This documentation is for an out-of-date version of Apache Flink. We recommend you use the latest stable version.

Orc Format

Format: Serialization Schema Format: Deserialization Schema

The Apache Orc format allows to read and write Orc data.

Dependencies

In order to setup the Orc format, the following table provides dependency information for both projects using a build automation tool (such as Maven or SBT) and SQL Client with SQL JAR bundles.

Maven dependency SQL Client JAR
flink-orc_2.11 Download

How to create a table with Orc format

Here is an example to create a table using Filesystem connector and Orc format.

CREATE TABLE user_behavior (
  user_id BIGINT,
  item_id BIGINT,
  category_id BIGINT,
  behavior STRING,
  ts TIMESTAMP(3),
  dt STRING
) PARTITIONED BY (dt) WITH (
 'connector' = 'filesystem',
 'path' = '/tmp/user_behavior',
 'format' = 'orc'
)

Format Options

Option Required Default Type Description
format
required (none) String Specify what format to use, here should be 'orc'.

Orc format also supports table properties from Table properties. For example, you can configure orc.compress=SNAPPY to enable snappy compression.

Data Type Mapping

Orc format type mapping is compatible with Apache Hive. The following table lists the type mapping from Flink type to Orc type.

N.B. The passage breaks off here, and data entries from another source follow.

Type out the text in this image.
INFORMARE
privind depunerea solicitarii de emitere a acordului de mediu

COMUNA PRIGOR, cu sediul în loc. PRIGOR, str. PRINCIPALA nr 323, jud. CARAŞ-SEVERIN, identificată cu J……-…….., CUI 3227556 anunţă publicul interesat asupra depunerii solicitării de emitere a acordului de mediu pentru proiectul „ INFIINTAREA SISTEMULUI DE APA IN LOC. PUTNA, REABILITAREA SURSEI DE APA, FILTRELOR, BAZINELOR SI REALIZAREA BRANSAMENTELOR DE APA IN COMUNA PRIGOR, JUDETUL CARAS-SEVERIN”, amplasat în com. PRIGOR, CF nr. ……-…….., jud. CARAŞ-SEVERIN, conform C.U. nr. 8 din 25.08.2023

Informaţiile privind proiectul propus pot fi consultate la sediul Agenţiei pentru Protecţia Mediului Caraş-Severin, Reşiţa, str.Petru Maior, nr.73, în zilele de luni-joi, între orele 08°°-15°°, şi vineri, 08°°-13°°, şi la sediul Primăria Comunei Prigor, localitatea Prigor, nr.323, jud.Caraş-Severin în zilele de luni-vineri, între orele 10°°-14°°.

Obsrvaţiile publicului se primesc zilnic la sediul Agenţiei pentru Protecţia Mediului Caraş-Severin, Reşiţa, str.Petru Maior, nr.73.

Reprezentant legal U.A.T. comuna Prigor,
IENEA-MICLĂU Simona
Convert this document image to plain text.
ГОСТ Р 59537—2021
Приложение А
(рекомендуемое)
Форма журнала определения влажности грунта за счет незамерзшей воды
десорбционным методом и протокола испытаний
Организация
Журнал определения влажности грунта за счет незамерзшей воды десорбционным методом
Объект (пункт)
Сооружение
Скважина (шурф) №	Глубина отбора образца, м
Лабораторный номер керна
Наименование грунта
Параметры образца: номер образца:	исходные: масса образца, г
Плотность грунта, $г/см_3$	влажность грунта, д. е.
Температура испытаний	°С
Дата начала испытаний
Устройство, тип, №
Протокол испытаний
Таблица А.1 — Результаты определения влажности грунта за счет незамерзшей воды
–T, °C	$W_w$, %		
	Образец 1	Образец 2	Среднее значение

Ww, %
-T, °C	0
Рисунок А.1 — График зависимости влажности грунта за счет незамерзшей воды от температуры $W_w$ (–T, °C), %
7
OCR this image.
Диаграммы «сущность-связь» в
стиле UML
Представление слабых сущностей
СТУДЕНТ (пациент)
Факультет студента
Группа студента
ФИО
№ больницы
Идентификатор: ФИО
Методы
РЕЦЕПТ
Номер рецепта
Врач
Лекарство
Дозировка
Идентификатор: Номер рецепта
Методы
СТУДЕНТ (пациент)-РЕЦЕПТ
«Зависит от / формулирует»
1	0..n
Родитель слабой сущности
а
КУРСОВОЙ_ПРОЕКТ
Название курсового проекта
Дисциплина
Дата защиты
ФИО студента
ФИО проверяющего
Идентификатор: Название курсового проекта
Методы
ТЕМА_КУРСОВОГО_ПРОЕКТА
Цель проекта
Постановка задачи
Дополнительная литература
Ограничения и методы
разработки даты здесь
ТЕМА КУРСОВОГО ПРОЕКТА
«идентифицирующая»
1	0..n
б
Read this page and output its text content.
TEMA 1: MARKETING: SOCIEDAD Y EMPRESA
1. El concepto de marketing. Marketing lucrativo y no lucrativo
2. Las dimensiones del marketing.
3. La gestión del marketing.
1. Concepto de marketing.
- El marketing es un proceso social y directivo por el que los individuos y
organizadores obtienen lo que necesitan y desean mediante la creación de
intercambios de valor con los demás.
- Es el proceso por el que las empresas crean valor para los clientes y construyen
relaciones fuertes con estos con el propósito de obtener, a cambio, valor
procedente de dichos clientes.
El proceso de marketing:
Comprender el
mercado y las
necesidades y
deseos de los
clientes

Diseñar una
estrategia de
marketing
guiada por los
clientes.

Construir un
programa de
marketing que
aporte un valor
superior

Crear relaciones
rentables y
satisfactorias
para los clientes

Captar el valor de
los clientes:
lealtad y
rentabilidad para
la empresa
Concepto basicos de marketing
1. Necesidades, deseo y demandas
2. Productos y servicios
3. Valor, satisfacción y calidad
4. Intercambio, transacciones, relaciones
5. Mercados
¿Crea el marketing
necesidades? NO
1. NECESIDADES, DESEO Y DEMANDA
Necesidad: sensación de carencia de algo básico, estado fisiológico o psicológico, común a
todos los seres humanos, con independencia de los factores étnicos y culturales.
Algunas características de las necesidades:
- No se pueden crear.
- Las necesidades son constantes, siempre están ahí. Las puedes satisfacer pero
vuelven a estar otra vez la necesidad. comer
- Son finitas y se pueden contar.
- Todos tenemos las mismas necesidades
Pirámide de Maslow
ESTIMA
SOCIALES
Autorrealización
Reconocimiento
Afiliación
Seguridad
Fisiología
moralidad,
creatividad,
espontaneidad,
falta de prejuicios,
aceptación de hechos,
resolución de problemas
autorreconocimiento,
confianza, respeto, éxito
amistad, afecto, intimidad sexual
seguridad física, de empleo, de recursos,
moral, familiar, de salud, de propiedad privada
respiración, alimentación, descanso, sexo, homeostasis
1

Flink Data Type Orc physical type Orc logical type
CHAR bytes CHAR
VARCHAR bytes VARCHAR
STRING bytes STRING
BOOLEAN long BOOLEAN
BYTES bytes BINARY
DECIMAL decimal DECIMAL
TINYINT long BYTE
SMALLINT long SHORT
INT long INT
BIGINT long LONG
FLOAT double FLOAT
DOUBLE double DOUBLE
DATE long DATE
TIMESTAMP timestamp TIMESTAMP

Attention Composite data type: Array, Map and Row are not supported.